How it all started

I started intentional manifesting probably before I knew that is what I was doing.

When I was sixteen years old I was in a car accident and hospitalized. I experienced the NDE but there was no white light. I was never really close to death. However, I was in and out of consciousness and remember witnessing the event from above. I remembered the accident as if I was viewing it on a television screen. I saw firemen in the video I played in my mind,  and later found out that firemen were there.

All that was broken was my pelvis and I was in the hospital for about three weeks. During that time, a girl from my math class came to visit me. I hardly knew her but when she heard I was in the hospital she decided to visit since she too once had a broken pelvis. She was a buddhist and introduced me to a practice and lifestyle I would begin for four solid years.
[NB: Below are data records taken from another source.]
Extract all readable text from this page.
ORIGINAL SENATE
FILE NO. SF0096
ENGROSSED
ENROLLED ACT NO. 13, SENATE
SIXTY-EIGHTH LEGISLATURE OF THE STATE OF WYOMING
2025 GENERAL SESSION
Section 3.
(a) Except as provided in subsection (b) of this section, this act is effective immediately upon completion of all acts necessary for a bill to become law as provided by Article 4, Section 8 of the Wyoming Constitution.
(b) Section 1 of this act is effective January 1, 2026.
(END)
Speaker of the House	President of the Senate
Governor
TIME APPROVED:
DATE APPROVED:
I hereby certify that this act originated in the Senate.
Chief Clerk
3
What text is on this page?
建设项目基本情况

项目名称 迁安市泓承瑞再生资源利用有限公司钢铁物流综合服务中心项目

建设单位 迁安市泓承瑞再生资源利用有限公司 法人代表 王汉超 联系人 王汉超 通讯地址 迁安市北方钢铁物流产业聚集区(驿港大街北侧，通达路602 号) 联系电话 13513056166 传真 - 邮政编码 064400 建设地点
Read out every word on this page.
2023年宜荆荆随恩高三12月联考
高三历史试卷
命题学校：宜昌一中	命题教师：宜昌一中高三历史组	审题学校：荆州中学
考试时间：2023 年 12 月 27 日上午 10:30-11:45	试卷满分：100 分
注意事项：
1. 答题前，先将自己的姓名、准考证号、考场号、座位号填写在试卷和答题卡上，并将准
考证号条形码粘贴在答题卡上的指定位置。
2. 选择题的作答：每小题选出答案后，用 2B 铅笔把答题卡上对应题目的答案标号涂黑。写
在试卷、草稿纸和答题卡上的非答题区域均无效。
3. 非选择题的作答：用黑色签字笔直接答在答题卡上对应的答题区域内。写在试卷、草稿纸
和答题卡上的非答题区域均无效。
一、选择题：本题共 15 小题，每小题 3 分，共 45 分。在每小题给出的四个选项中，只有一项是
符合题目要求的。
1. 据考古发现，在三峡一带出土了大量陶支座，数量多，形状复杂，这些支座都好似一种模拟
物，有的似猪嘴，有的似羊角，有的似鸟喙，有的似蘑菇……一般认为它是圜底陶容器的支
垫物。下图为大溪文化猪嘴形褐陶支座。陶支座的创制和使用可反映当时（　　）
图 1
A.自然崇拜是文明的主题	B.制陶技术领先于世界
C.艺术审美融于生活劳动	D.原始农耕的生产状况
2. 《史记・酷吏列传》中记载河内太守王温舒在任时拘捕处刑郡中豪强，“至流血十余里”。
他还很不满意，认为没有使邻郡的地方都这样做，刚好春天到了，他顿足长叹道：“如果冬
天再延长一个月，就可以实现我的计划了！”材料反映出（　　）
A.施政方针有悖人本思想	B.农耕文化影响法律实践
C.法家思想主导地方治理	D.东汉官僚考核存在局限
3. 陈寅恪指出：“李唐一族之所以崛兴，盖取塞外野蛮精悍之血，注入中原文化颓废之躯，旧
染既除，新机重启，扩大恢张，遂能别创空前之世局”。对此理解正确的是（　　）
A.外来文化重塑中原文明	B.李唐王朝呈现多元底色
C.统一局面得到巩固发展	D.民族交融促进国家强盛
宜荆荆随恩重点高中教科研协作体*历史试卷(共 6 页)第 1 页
While life is a spiritual journey in and of itself, this was the concrete beginning of mine. This is when I joined the organization Nichiren Shoshu of America. I would become a bodhisattva which entailed a chanting practice twice daily. The chant Nam Myoho Renge Kyo was  a part of my daily existence. Not only was it a practice, it was something that I could draw on in times of stress or danger. The chant worked for everything. When we chanted in unison at the large meetings that filled NYC lofts, the individual chants turned into a buzzing noise.

How does manifesting come in? We chanted for what we wanted. The idea that peace on earth would be achieved through individual happiness was key. So each day we went to our altars with pieces of paper denoting what we wanted to achieve. For example, if someone wanted a job, he would write that on the list.  If he wanted to meet  a new friend it would go on the list. Whatever it was, it would be the focus of attention and it was uncanny that chanting for what we wanted actually worked.

Down the road, I gave up the buddhist ritual, but I never doubted its power. In retrospect, it seems as if I had my first taste of manifesting at the time.

Several years ago, I started to use Summer McStravick’s Flowdreaming technique for manifesting and have made strides there, but I use other methods as well.  It seems that intention, meditation, and action is key to creating a good life. Manifesting is a New Age term, but it is one that simply means that someone is playing a part in making a life they want.